ミャンマー大地震1カ月、20万人避難 人道危機深刻化、国際支援訴え

2025年5月2日

 2025年3月28日にミャンマー中部を襲ったマグニチュード7.7の大地震から1カ月以上が経過し、約20万人が避難生活を余儀なくされている。このうち約4万2000人が145カ所の仮設シェルターで生活しており、食料や清潔な水の不足、衛生状態の悪化が深刻化し、人道危機が拡大している。

壊滅的被害と支援の現状

地震は震源が浅く、主要都市ネピドーやマンダレー近郊で甚大な被害をもたらした。4月29日までに死者は3,798人、負傷者5,106人、行方不明者106人に達している。国連の報告によると、430万人が清潔な水と衛生設備を緊急に必要とし、子どもの栄養失調も懸念されている。
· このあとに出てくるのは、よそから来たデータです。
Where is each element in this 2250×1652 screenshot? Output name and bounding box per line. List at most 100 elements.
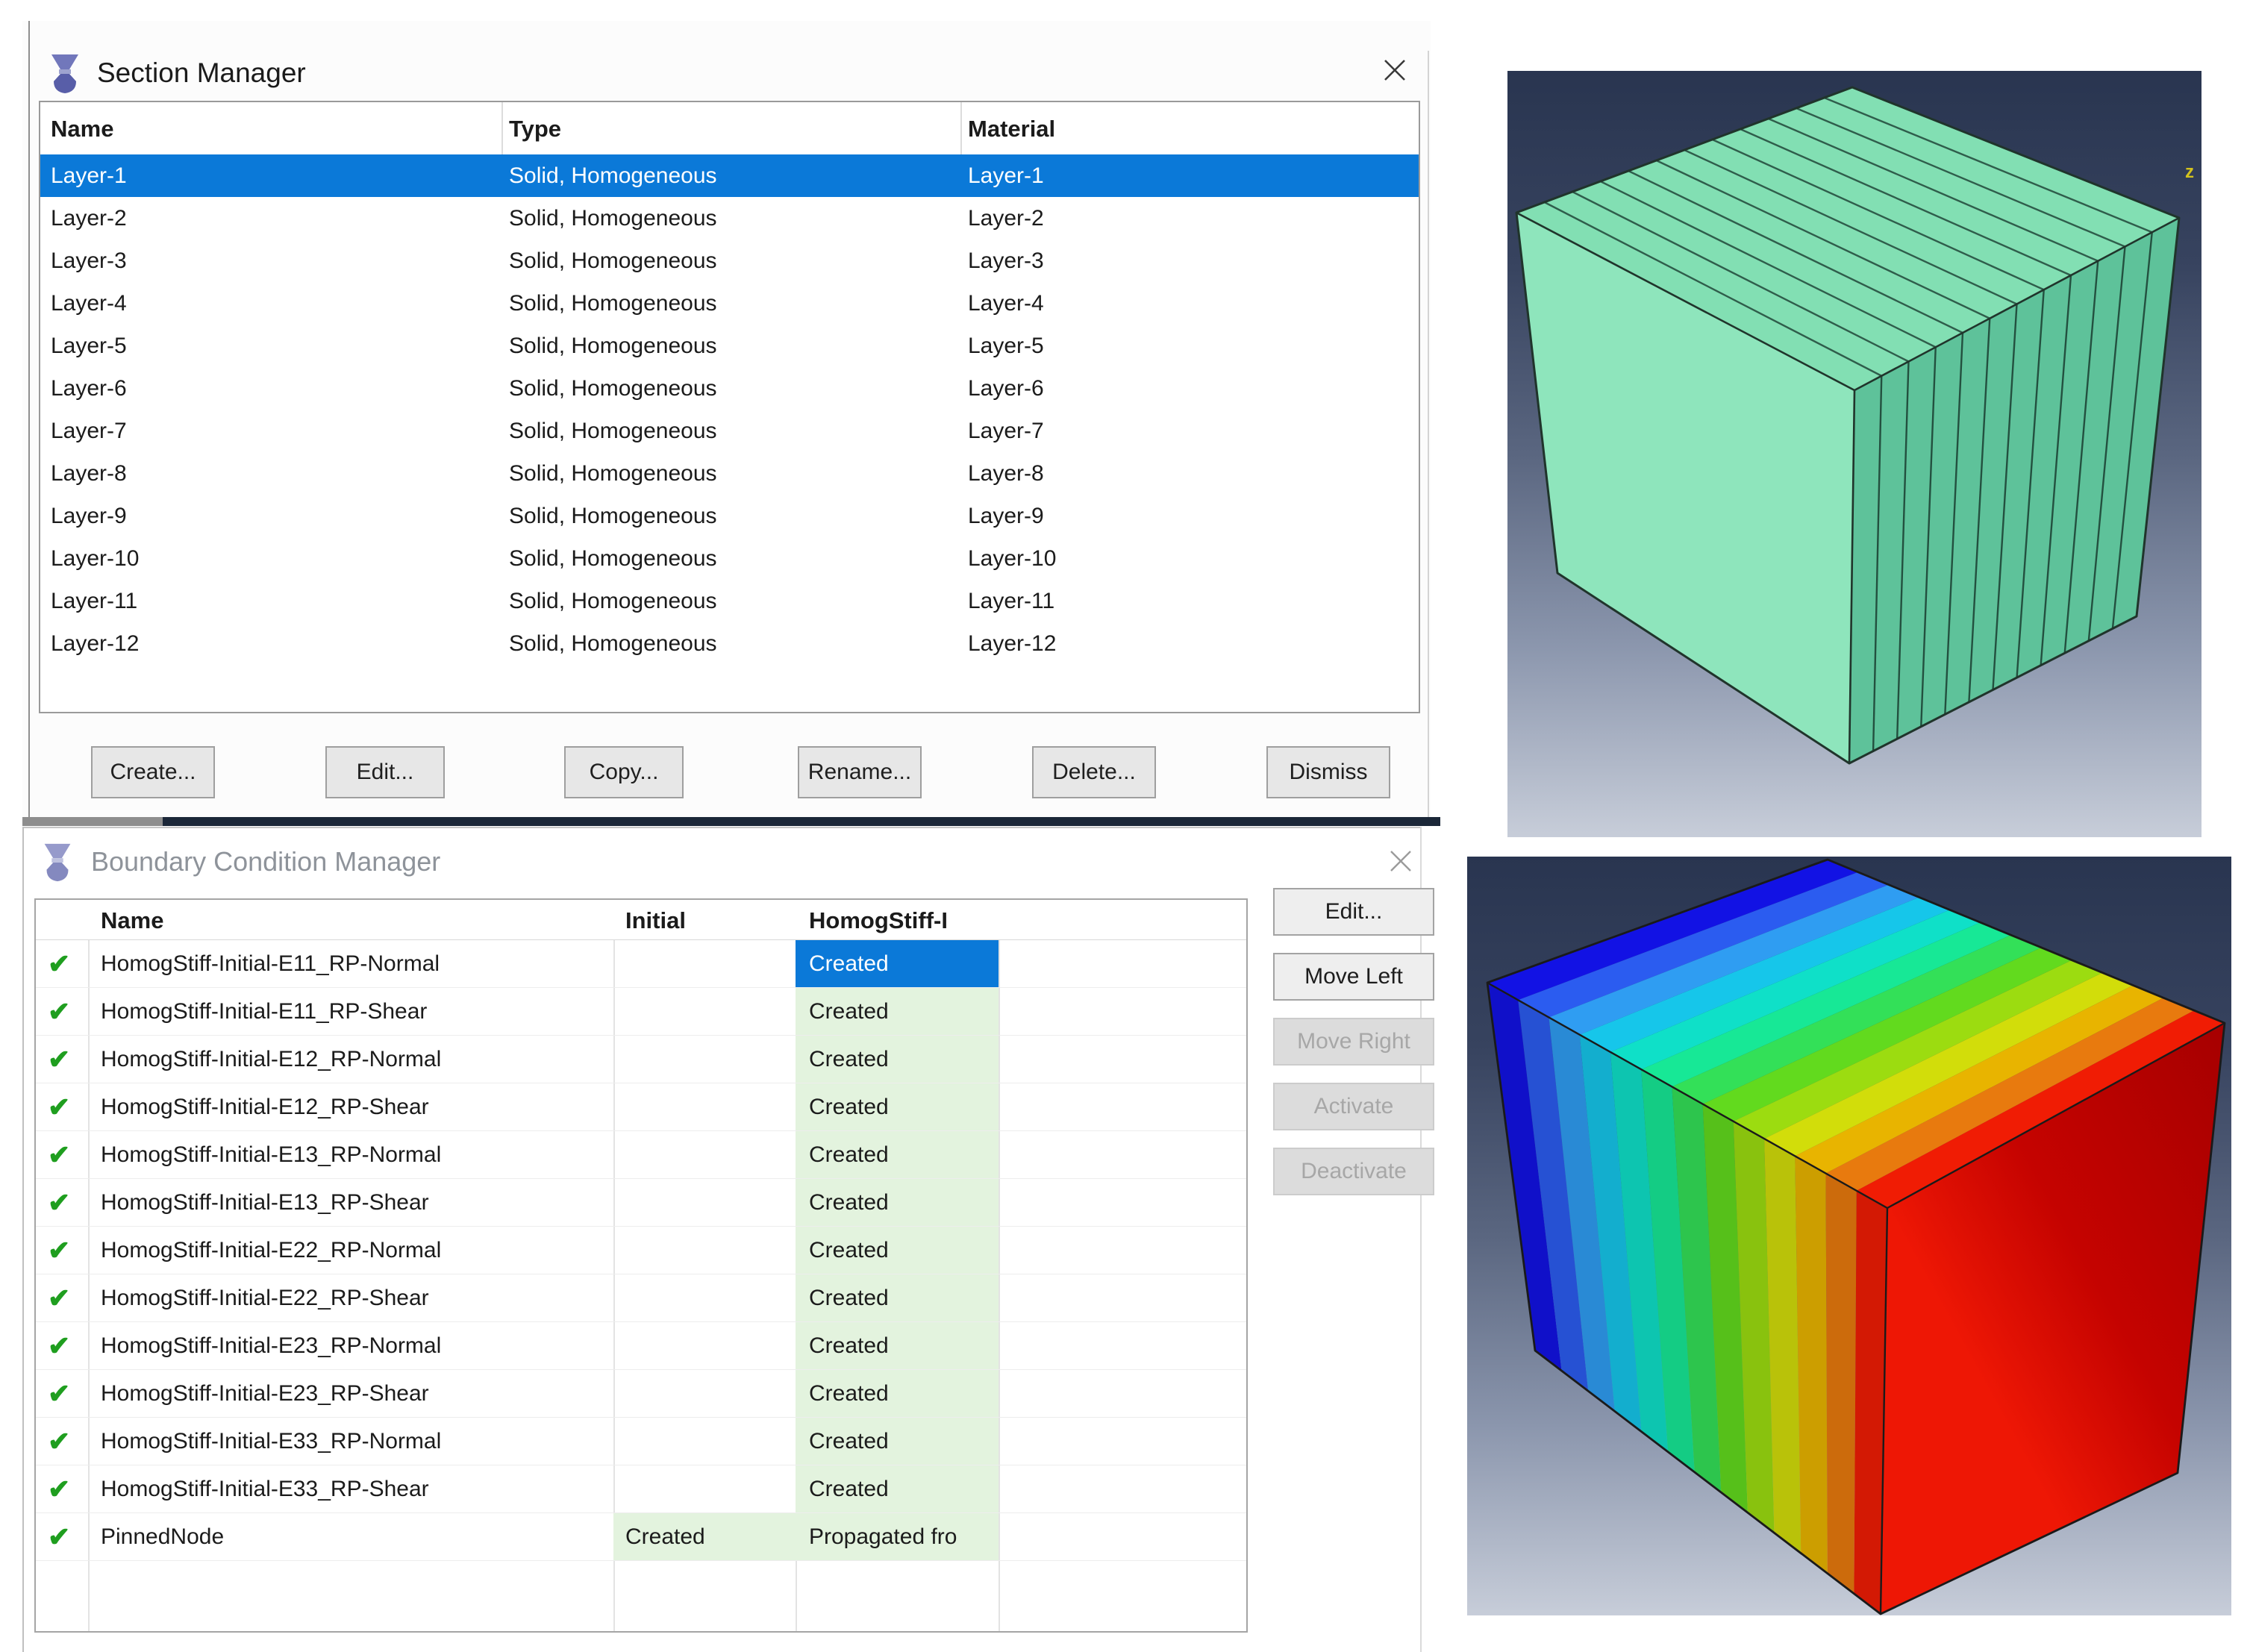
table-row[interactable]: ✔ HomogStiff-Initial-E33_RP-Shear Created	[36, 1465, 1246, 1513]
cell-step[interactable]: Created	[796, 1274, 999, 1321]
table-row[interactable]: Layer-1 Solid, Homogeneous Layer-1	[40, 154, 1419, 197]
check-icon: ✔	[48, 1377, 71, 1409]
cell-name: HomogStiff-Initial-E11_RP-Shear	[101, 998, 428, 1024]
cell-step[interactable]: Created	[796, 1131, 999, 1178]
copy-button[interactable]: Copy...	[564, 746, 684, 798]
cell-initial	[613, 1179, 796, 1226]
create-button[interactable]: Create...	[91, 746, 215, 798]
edit-button[interactable]: Edit...	[1273, 888, 1434, 936]
table-row[interactable]: Layer-7 Solid, Homogeneous Layer-7	[40, 410, 1419, 452]
activate-button[interactable]: Activate	[1273, 1083, 1434, 1130]
table-row[interactable]: ✔ HomogStiff-Initial-E22_RP-Shear Created	[36, 1274, 1246, 1322]
table-row[interactable]: ✔ HomogStiff-Initial-E33_RP-Normal Created	[36, 1418, 1246, 1465]
abaqus-spool-icon	[42, 841, 73, 883]
window-left-border	[28, 21, 30, 817]
table-row[interactable]: Layer-3 Solid, Homogeneous Layer-3	[40, 240, 1419, 282]
layered-cube-render	[1515, 86, 2181, 765]
window-bottom-edge-gray	[22, 817, 163, 826]
cell-initial	[613, 1083, 796, 1130]
cell-step[interactable]: Propagated fro	[796, 1513, 999, 1560]
bc-manager-window: Boundary Condition Manager Name Initial …	[22, 827, 1434, 1652]
cell-initial	[613, 1465, 796, 1512]
table-row[interactable]: Layer-5 Solid, Homogeneous Layer-5	[40, 325, 1419, 367]
viewport-layered-cube[interactable]: z	[1507, 71, 2201, 837]
cell-step[interactable]: Created	[796, 1179, 999, 1226]
cell-material: Layer-3	[968, 248, 1044, 273]
cell-name: HomogStiff-Initial-E22_RP-Normal	[101, 1237, 442, 1263]
cell-initial	[613, 1370, 796, 1417]
cell-initial	[613, 1274, 796, 1321]
table-row[interactable]: Layer-8 Solid, Homogeneous Layer-8	[40, 452, 1419, 495]
abaqus-spool-icon	[49, 51, 81, 95]
dismiss-button[interactable]: Dismiss	[1266, 746, 1390, 798]
cell-type: Solid, Homogeneous	[509, 460, 717, 486]
table-row[interactable]: Layer-6 Solid, Homogeneous Layer-6	[40, 367, 1419, 410]
cell-step[interactable]: Created	[796, 940, 999, 987]
cell-step[interactable]: Created	[796, 1370, 999, 1417]
cell-name: Layer-7	[51, 418, 127, 443]
table-row[interactable]: Layer-4 Solid, Homogeneous Layer-4	[40, 282, 1419, 325]
cell-type: Solid, Homogeneous	[509, 418, 717, 443]
table-row[interactable]: Layer-11 Solid, Homogeneous Layer-11	[40, 580, 1419, 622]
check-icon: ✔	[48, 1091, 71, 1122]
table-row[interactable]: ✔ HomogStiff-Initial-E23_RP-Shear Created	[36, 1370, 1246, 1418]
cell-material: Layer-8	[968, 460, 1044, 486]
cell-name: Layer-3	[51, 248, 127, 273]
check-icon: ✔	[48, 1043, 71, 1074]
cell-step[interactable]: Created	[796, 1418, 999, 1465]
bc-manager-titlebar[interactable]: Boundary Condition Manager	[42, 840, 1310, 883]
close-icon[interactable]	[1383, 843, 1419, 879]
cell-name: HomogStiff-Initial-E22_RP-Shear	[101, 1285, 429, 1310]
table-row[interactable]: ✔ HomogStiff-Initial-E13_RP-Shear Created	[36, 1179, 1246, 1227]
table-row[interactable]: ✔ HomogStiff-Initial-E22_RP-Normal Created	[36, 1227, 1246, 1274]
cell-name: Layer-10	[51, 545, 140, 571]
dialog-title: Boundary Condition Manager	[91, 846, 441, 877]
cell-name: PinnedNode	[101, 1524, 225, 1549]
cell-step[interactable]: Created	[796, 1083, 999, 1130]
viewport-contour-cube[interactable]	[1467, 857, 2231, 1615]
close-icon[interactable]	[1377, 52, 1413, 88]
cell-type: Solid, Homogeneous	[509, 503, 717, 528]
table-row[interactable]: ✔ HomogStiff-Initial-E11_RP-Normal Created	[36, 940, 1246, 988]
section-manager-window: Section Manager Name Type Material Layer…	[22, 21, 1440, 826]
column-separator	[960, 102, 962, 154]
cell-type: Solid, Homogeneous	[509, 290, 717, 316]
table-row[interactable]: ✔ HomogStiff-Initial-E11_RP-Shear Created	[36, 988, 1246, 1036]
rename-button[interactable]: Rename...	[798, 746, 922, 798]
table-row[interactable]: ✔ HomogStiff-Initial-E23_RP-Normal Created	[36, 1322, 1246, 1370]
move-right-button[interactable]: Move Right	[1273, 1018, 1434, 1066]
delete-button[interactable]: Delete...	[1032, 746, 1156, 798]
deactivate-button[interactable]: Deactivate	[1273, 1148, 1434, 1195]
table-row[interactable]: Layer-12 Solid, Homogeneous Layer-12	[40, 622, 1419, 665]
check-icon: ✔	[48, 948, 71, 979]
table-row[interactable]: ✔ PinnedNode Created Propagated fro	[36, 1513, 1246, 1561]
table-row[interactable]: ✔ HomogStiff-Initial-E12_RP-Normal Created	[36, 1036, 1246, 1083]
column-header-name: Name	[101, 907, 164, 933]
cell-step[interactable]: Created	[796, 988, 999, 1035]
table-row[interactable]: ✔ HomogStiff-Initial-E13_RP-Normal Created	[36, 1131, 1246, 1179]
cell-material: Layer-7	[968, 418, 1044, 443]
bc-table: Name Initial HomogStiff-I ✔ HomogStiff-In…	[34, 898, 1248, 1633]
table-row[interactable]: Layer-9 Solid, Homogeneous Layer-9	[40, 495, 1419, 537]
window-left-border	[22, 827, 24, 1652]
cell-step[interactable]: Created	[796, 1036, 999, 1083]
section-manager-titlebar[interactable]: Section Manager	[49, 51, 1393, 96]
cell-initial	[613, 1227, 796, 1274]
cell-name: Layer-12	[51, 631, 140, 656]
cell-step[interactable]: Created	[796, 1227, 999, 1274]
cell-initial	[613, 988, 796, 1035]
cell-step[interactable]: Created	[796, 1322, 999, 1369]
table-row[interactable]: Layer-10 Solid, Homogeneous Layer-10	[40, 537, 1419, 580]
edit-button[interactable]: Edit...	[325, 746, 445, 798]
check-icon: ✔	[48, 1282, 71, 1313]
column-header-type: Type	[509, 116, 562, 142]
table-row[interactable]: ✔ HomogStiff-Initial-E12_RP-Shear Created	[36, 1083, 1246, 1131]
move-left-button[interactable]: Move Left	[1273, 953, 1434, 1001]
table-row[interactable]: Layer-2 Solid, Homogeneous Layer-2	[40, 197, 1419, 240]
cell-material: Layer-5	[968, 333, 1044, 358]
cell-step[interactable]: Created	[796, 1465, 999, 1512]
contour-cube-render	[1486, 858, 2226, 1615]
cell-type: Solid, Homogeneous	[509, 375, 717, 401]
cell-initial	[613, 940, 796, 987]
cell-name: Layer-8	[51, 460, 127, 486]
ASEANは迅速に支援体制を強化し、緊急評価チームの派遣や救援物資の動員を行った。中国、インド、米国、日本など多くの国々も支援の手を差し伸べている。UNHCR(国連難民高等弁務官事務所)はこれまでに約4万8000人に救援物資を提供した。

しかし、国際赤十字・赤新月社連盟(IFRC)によると、復旧活動に必要な資金の確保は「期待をはるかに下回る」状況だ。UNHCRも必要資金の20%未満しか確保できておらず、国際社会に支援の強化を強く訴えている。

地震への備えの重要性

専門家は、ミャンマーを含むこの地域には活動的な断層が多数存在し、予測不可能な大規模地震が今後も発生しうると警告している。マンダレーやネピドーなど、多くの都市が軟弱な地盤に建設されており、液状化現象や地盤変形のリスクが高い。

地震への備えとして、住民への意識啓発、電力・水・通信網の脆弱性軽減、救助設備の投資、耐震基準の厳格化と既存建築物の補強、そして教育機関での防災訓練の実施が不可欠だと提言されている。